16 April 2015

Faith Improves Our Sight

by Frank Turk


From 2006 to 2012, PyroManiacs turned out almost-daily updates from the Post-Evangelical wasteland -- usually to the fear and loathing of more-polite and more-irenic bloggers and readers. The results lurk in the archives of this blog in spite of the hope of many that Google will "accidentally" swallow these words and pictures whole.

This feature enters the murky depths of the archives to fish out the classic hits from the golden age of internet drubbings.


The following excerpt was written by Frank back in August 2006. Frank offered his thoughts on a proper understanding of "We walk by faith, not by sight."


As usual, the comments are closed.
I have a lot of pet peeves – you might say I am the Dr. Doolittle of Pet Peeves. It’s because I am an intransigent man, and you’ll get no apologies from me for it.

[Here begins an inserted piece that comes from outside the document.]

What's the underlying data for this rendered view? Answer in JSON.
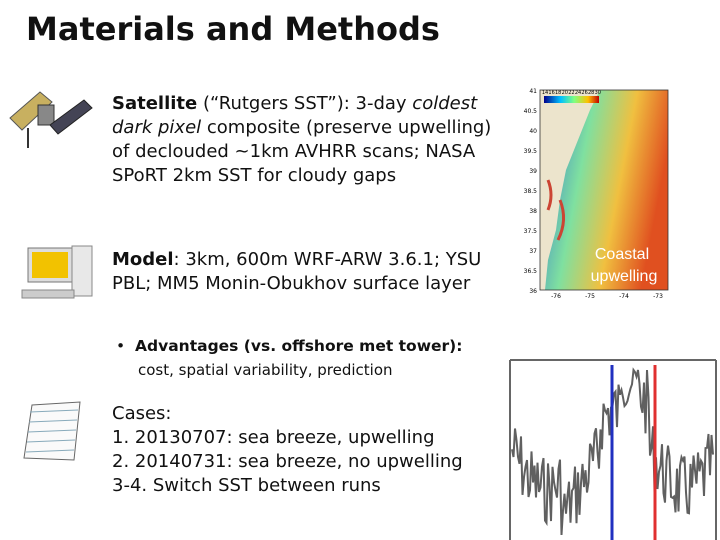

Anyway, the pet peeve I’m addressing today is from 2 Cor 4:7-5:10. Let me say clearly that there is something that this passage can not and does not say: it does not say “we fumble around in the dark, blinded by our faith and trusting the faith blindly.” There’s no way to make this passage – culminating in 2 Cor 5:7 – say that. Paul is not saying that faith usurps our sight, or that faith trumps our sight, in order to make us do irrational things: Paul is saying here that faith improves our sight in order that we may, in fact, walk the right way toward the right goal with the ability to do the right thing.

Think about where this passage begins (as I have cited it): Paul is underscoring that who we are as created beings – that is, as jars of clay – is intended to underscore that all the doing of the Gospel is God’s work and not our work. Isn’t that amazing? So, for example, when we are delivering the Gospel, we don’t have to invent a new tract or an interpretive dance that – if we just work hard enough – will turn men to Christ and His cross, at which time they can make a decision about what to do about that. That doesn’t mean we can be slack and do nothing, but it does mean that the pressure is off of our finite and fallible resources and the real “pressure” (if we can call it such a thing) is on God’s infinite and infallible resources. Amen?

In that, we can suffer through anything for the sake of the Gospel! You know: we can suffer through some mockery for the sake of the Gospel, because the Gospel doesn’t depend on whether or not I maintain my dignity and social standing. We can abide, as another example, being cast out of good company for the sake of the Gospel. We can also accept poverty, disability, and loss for the sake of the Gospel.

I know I have just told you why, but Paul says it clearly: because “we who live are always being given over to death for Jesus' sake, so that the life of Jesus also may be manifested in our mortal flesh. So death is at work in us, but life in you.”

It is in that assurance that we have courage; it is in the fully-fledged knowledge that God’s power is manifested only in our abject weakness and inability that we have courage and strength to be ministers of the Gospel – not just pastors and teachers and preachers, but people who bear Christ’s name rightly down to the last person who can give a cup of water to a thirsty man.

And that courage, says Paul, is this: the Spirit of God is our guarantee that what we do is not in vain. When he says we “walk in faith, not by sight,” he means that we are not stuck with our sorry, fallible eyes to see if we can spot the trail out for ourselves: he is saying that God has prepared us for this work with the guarantee of the Spirit, and we have not traded our eyes for faith, but have been upgraded with eyes than now see all through faith.